Parcerias favorecem estudos no setor

Dayana Aquino

Da Redação ADV

As parcerias para pesquisas sobre a produção e pesquisa em biocombustíveis são comuns entre instituições de ensino e pesquisa no Brasil, e estão se tornando cada vez mais frequentes no âmbito internacional. O intercâmbio de conhecimento, favorecido pela troca de tecnologia e de pesquisadores, gerou duas recentes parcerias que devem beneficiar os estudos para biodiesel e etanol.

A Fundação de Estudos e Pesquisas Agrícolas e Florestais (Fepaf) e a Empresa Brasileira de Pesquisa Agropecuária (Embrapa) selaram um acordo de cooperação científica em diferentes áreas, que inclui o cultivo de oleaginosas e a produção de biocombustíveis em área de reforma de canaviais. Uma das espécies alvo dos estudos será o crambe, que apresenta maior tolerância à seca.Já na outra ação, por meio de uma parceria fechada com a Embrapa Agroenergia e Universidades e Centros de Pesquisa do Reino Unido, pesquisadores podem se inscrever e participar do projeto “Inglaterra-Brasil: pesquisa com biocombustíveis de segunda geração”, na Inglaterra. A iniciativa vai permitir o intercâmbio de 15 profissionais, por um período de seis meses no Reino Unido para o desenvolvimento de pesquisas em laboratórios.De acordo com a Embrapa, em uma primeira parte do edital, já concluída, foram selecionados quatro pesquisadores que vão para a Inglaterra e Escócia, ainda em março. Na lista dos trabalhos a serem desenvolvidos, estão os processos fermentativos para o etanol de segunda geração e genética. Podem participar analistas e pesquisadores da Embrapa e das instituições parceiras do Sistema Nacional de Pesquisa Agropecuária – SNPA.
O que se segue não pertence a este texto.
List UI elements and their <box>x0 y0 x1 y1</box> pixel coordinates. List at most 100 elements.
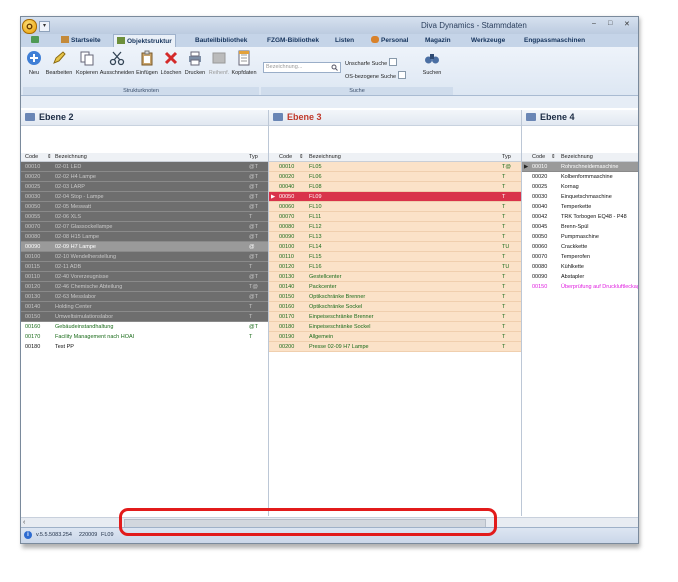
print-button[interactable]: Drucken <box>183 50 207 76</box>
table-row[interactable]: 00070 02-07 Glassockellampe @T <box>21 222 268 232</box>
table-row[interactable]: 00180 Einpeiseschränke Sockel T <box>269 322 521 332</box>
table-row[interactable]: 00050 02-05 Meswatt @T <box>21 202 268 212</box>
table-row[interactable]: ▶ 00010 Rohrschneidemaschine <box>522 162 638 172</box>
table-row[interactable]: 00150 Überprüfung auf Druckluftleckage <box>522 282 638 292</box>
tab-objektstruktur[interactable]: Objektstruktur <box>113 34 176 48</box>
table-row[interactable]: 00110 02-40 Vorerzeugnisse @T <box>21 272 268 282</box>
table-row[interactable]: 00090 Abstapler <box>522 272 638 282</box>
edit-button[interactable]: Bearbeiten <box>45 50 73 76</box>
table-row[interactable]: 00042 TRK Torbogen EQ48 - P48 <box>522 212 638 222</box>
table-row[interactable]: 00160 Optikschränke Sockel T <box>269 302 521 312</box>
copy-button[interactable]: Kopieren <box>75 50 99 76</box>
sort-icon[interactable]: ⇕ <box>551 153 556 161</box>
table-row[interactable]: 00170 Facility Management nach HOAI T <box>21 332 268 342</box>
sort-icon[interactable]: ⇕ <box>47 153 52 161</box>
table-row[interactable]: 00030 Einquetschmaschine <box>522 192 638 202</box>
table-row[interactable]: 00150 Umweltsimulationslabor T <box>21 312 268 322</box>
col-bezeichnung[interactable]: Bezeichnung <box>561 153 593 161</box>
table-row[interactable]: 00100 02-10 Wendelherstellung @T <box>21 252 268 262</box>
tab-werkzeuge[interactable]: Werkzeuge <box>471 34 505 47</box>
new-button[interactable]: Neu <box>24 50 44 76</box>
table-row[interactable]: 00150 Optikschränke Brenner T <box>269 292 521 302</box>
col-code[interactable]: Code <box>279 153 292 161</box>
row-pointer-icon: ▶ <box>524 164 529 170</box>
cut-button[interactable]: Ausschneiden <box>99 50 135 76</box>
tab-fzgm-bibliothek[interactable]: FZGM-Bibliothek <box>267 34 319 47</box>
table-row[interactable]: 00130 02-63 Messlabor @T <box>21 292 268 302</box>
home-tab-icon[interactable] <box>31 34 45 47</box>
col-code[interactable]: Code <box>532 153 545 161</box>
fuzzy-search-checkbox[interactable] <box>389 58 398 66</box>
col-bezeichnung[interactable]: Bezeichnung <box>55 153 87 161</box>
table-row[interactable]: 00010 FL05 T@ <box>269 162 521 172</box>
table-row[interactable]: 00080 Kühlkette <box>522 262 638 272</box>
header-data-button[interactable]: Kopfdaten <box>231 50 257 76</box>
sort-icon[interactable]: ⇕ <box>299 153 304 161</box>
table-row[interactable]: 00040 Temperkette <box>522 202 638 212</box>
table-row[interactable]: 00020 02-02 H4 Lampe @T <box>21 172 268 182</box>
window-title-text: Diva Dynamics - Stammdaten <box>421 21 527 30</box>
tab-engpassmaschinen[interactable]: Engpassmaschinen <box>524 34 585 47</box>
os-search-option[interactable]: OS-bezogene Suche <box>345 71 407 80</box>
table-row[interactable]: 00170 Einpeiseschränke Brenner T <box>269 312 521 322</box>
table-row[interactable]: 00080 02-08 H15 Lampe @T <box>21 232 268 242</box>
table-row[interactable]: 00060 FL10 T <box>269 202 521 212</box>
table-row[interactable]: 00110 FL15 T <box>269 252 521 262</box>
table-row[interactable]: 00025 02-03 LARP @T <box>21 182 268 192</box>
table-row[interactable]: 00020 FL06 T <box>269 172 521 182</box>
cell-typ: TU <box>502 264 510 270</box>
table-row[interactable]: 00040 FL08 T <box>269 182 521 192</box>
col-typ[interactable]: Typ <box>502 153 511 161</box>
col-code[interactable]: Code <box>25 153 38 161</box>
paste-button[interactable]: Einfügen <box>135 50 159 76</box>
table-row[interactable]: 00090 02-09 H7 Lampe @ <box>21 242 268 252</box>
table-row[interactable]: 00010 02-01 LED @T <box>21 162 268 172</box>
table-row[interactable]: 00070 Temperofen <box>522 252 638 262</box>
table-row[interactable]: 00025 Kornag <box>522 182 638 192</box>
table-row[interactable]: 00045 Brenn-Spül <box>522 222 638 232</box>
fuzzy-search-option[interactable]: Unscharfe Suche <box>345 58 398 67</box>
search-button[interactable]: Suchen <box>419 50 445 76</box>
table-row[interactable]: 00120 FL16 TU <box>269 262 521 272</box>
quick-access-dropdown[interactable]: ▾ <box>39 21 50 32</box>
table-row[interactable]: 00115 02-11 ADB T <box>21 262 268 272</box>
table-row[interactable]: 00160 Gebäudeinstandhaltung @T <box>21 322 268 332</box>
table-row[interactable]: 00190 Allgemein T <box>269 332 521 342</box>
table-row[interactable]: ▶ 00050 FL09 T <box>269 192 521 202</box>
table-row[interactable]: 00050 Pumpmaschine <box>522 232 638 242</box>
tab-magazin[interactable]: Magazin <box>425 34 451 47</box>
cell-bezeichnung: Optikschränke Brenner <box>309 294 366 300</box>
tab-listen[interactable]: Listen <box>335 34 354 47</box>
minimize-button[interactable]: – <box>592 20 596 27</box>
table-row[interactable]: 00080 FL12 T <box>269 222 521 232</box>
table-row[interactable]: 00140 Holding Center T <box>21 302 268 312</box>
table-row[interactable]: 00200 Presse 02-09 H7 Lampe T <box>269 342 521 352</box>
tab-startseite[interactable]: Startseite <box>61 34 101 47</box>
table-row[interactable]: 00090 FL13 T <box>269 232 521 242</box>
col-bezeichnung[interactable]: Bezeichnung <box>309 153 341 161</box>
table-row[interactable]: 00120 02-46 Chemische Abteilung T@ <box>21 282 268 292</box>
tab-bauteilbibliothek[interactable]: Bauteilbibliothek <box>195 34 247 47</box>
cell-bezeichnung: 02-03 LARP <box>55 184 85 190</box>
table-row[interactable]: 00060 Crackkette <box>522 242 638 252</box>
order-button[interactable]: Reihenf. <box>207 50 231 76</box>
col-typ[interactable]: Typ <box>249 153 258 161</box>
tab-personal[interactable]: Personal <box>371 34 408 47</box>
table-row[interactable]: 00130 Gestellcenter T <box>269 272 521 282</box>
table-row[interactable]: 00055 02-06 XLS T <box>21 212 268 222</box>
table-row[interactable]: 00180 Test PP <box>21 342 268 352</box>
delete-button[interactable]: Löschen <box>160 50 182 76</box>
table-row[interactable]: 00020 Kolbenformmaschine <box>522 172 638 182</box>
maximize-button[interactable]: □ <box>608 20 612 27</box>
table-row[interactable]: 00100 FL14 TU <box>269 242 521 252</box>
table-row[interactable]: 00070 FL11 T <box>269 212 521 222</box>
highlight-annotation <box>119 508 497 536</box>
scroll-left-arrow[interactable]: ‹ <box>23 518 25 527</box>
close-button[interactable]: ✕ <box>624 20 630 28</box>
table-row[interactable]: 00030 02-04 Stop - Lampe @T <box>21 192 268 202</box>
cell-code: 00045 <box>532 224 548 230</box>
app-menu-button[interactable] <box>22 19 37 34</box>
table-row[interactable]: 00140 Packcenter T <box>269 282 521 292</box>
os-search-checkbox[interactable] <box>398 71 407 79</box>
search-input[interactable]: Bezeichnung... <box>263 62 341 73</box>
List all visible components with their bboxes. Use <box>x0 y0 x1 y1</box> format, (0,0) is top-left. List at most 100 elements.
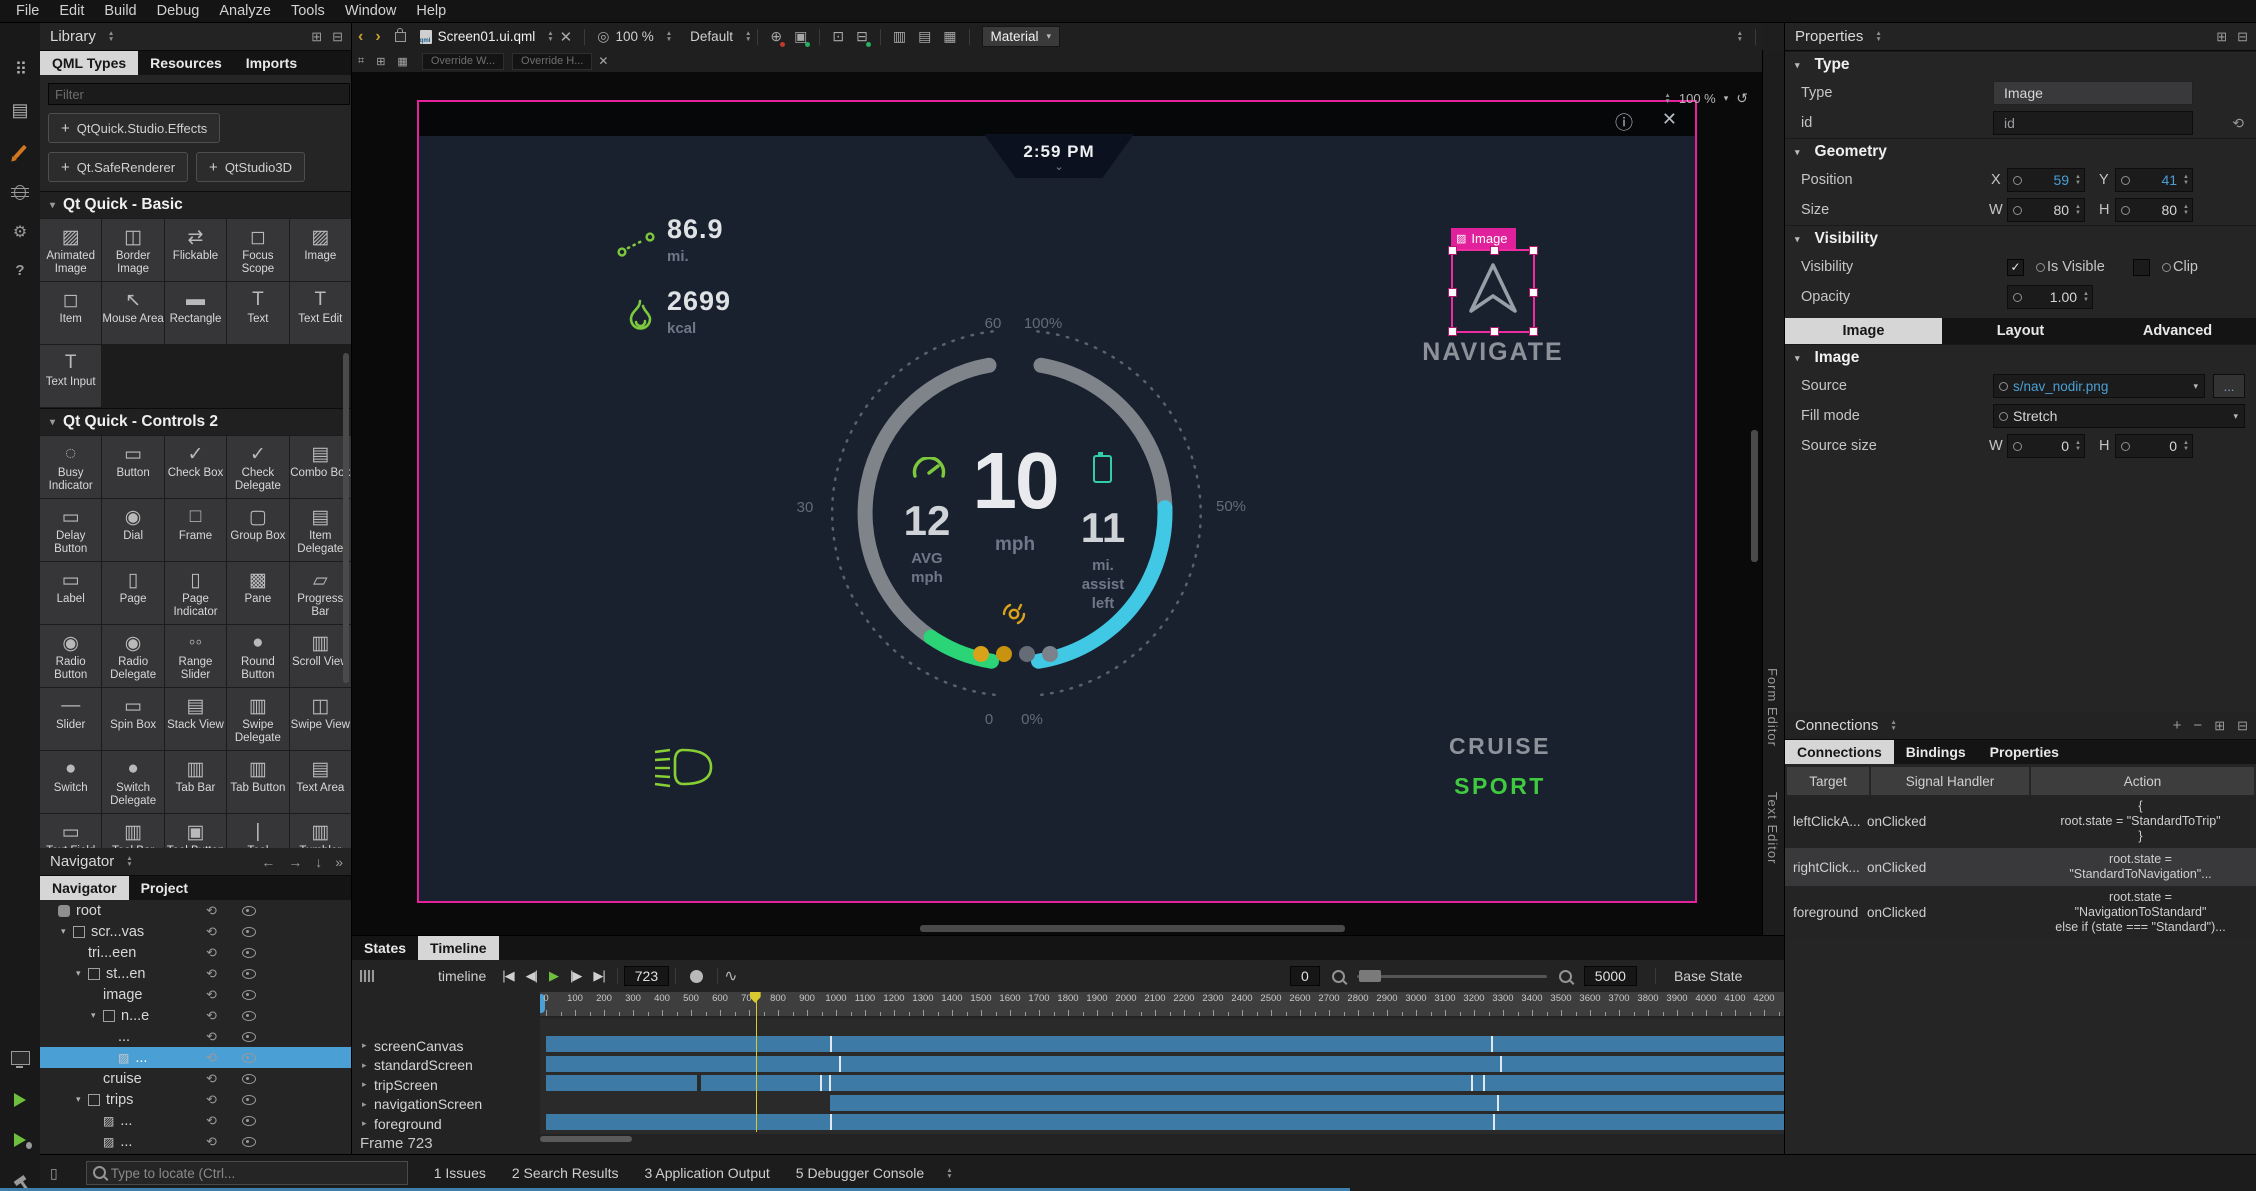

Para o pesquisador da empresa, Hugo Molinari, a pesquisa vai propiciar o compartilhamento de técnicas e metodologias. Em seu trabalho, que envolverá a estrutura da parede celular de gramíneas, os dados poderão ser incorporadas às novas estratégias de manipulação de espécies com importância econômica para o Brasil, como a cana-de-açúcar.

O pesquisador acredita que a oportunidade de intercâmbio permitirá ganho de conhecimento na área de feruloilação da parede celular de gramíneas, que representam um importante alvo para a engenharia genética de culturas de interesse energético.

Crambe

Embora a cultura seja promissora, ainda é necessária a definição de parâmetros técnicos e agronômicos, bem como a confirmação da viabilidade econômica da planta. O crambe é uma leguminosa de inverno, cultivada em maior escala no México e nos Estados Unidos para a produção de óleo industrial. O cultivo da planta no Brasil teve início em 1995. A semente tem teor de óleo entre 26% a 38%. A título de comparação, o teor do grão da soja, responsável por cerca de 80% da atual produção nacional de biodiesel, é em torno de 20%.

Também estão na pesquisa com as oleaginosas as culturas da soja, amendoim e girassol mais conhecidos da agricultura brasileira. As análises vão considerar a produção em sistema cooperativo na agricultura familiar e sua integração com o setor energético.

O acordo prevê cooperação através da utilização recíproca de infra-estruturas técnicas e administrativas, incluindo equipamentos, máquinas, implementos e insumos; parcerias para a obtenção de recursos financeiros e, principalmente definir, planejar, coordenar e executar estudos, levantamentos, pesquisas, planos e programas destinados ao desenvolvimento técnico-científico nas áreas de atuação.As atividades acontecem no assentamento da Fazenda Monte Alegre, localizado nos municípios de Motuca, Araraquara e Matão, região central do estado de São Paulo, onde as unidades da Embrapa vão coordenar a introdução das culturas de soja, amendoim, girassol e crambe.O assentamento da Fazenda Monte Alegre abriga 400 famílias de agricultores e é um dos primeiros assentamentos da Fundação Instituto de Terras do Estado de São Paulo – ITESP.“O cultivo de oleaginosas para produção de biocombustíveis deve aumentar a renda e a geração de empregos no meio rural, além de proporcionar a melhoria no sistema de produção das cultivares envolvidas no projeto” afirma Pedro Abel, pesquisador do Escritório de Negócios de Campinas da Embrapa Transferência de Tecnologia e coordenador do projeto.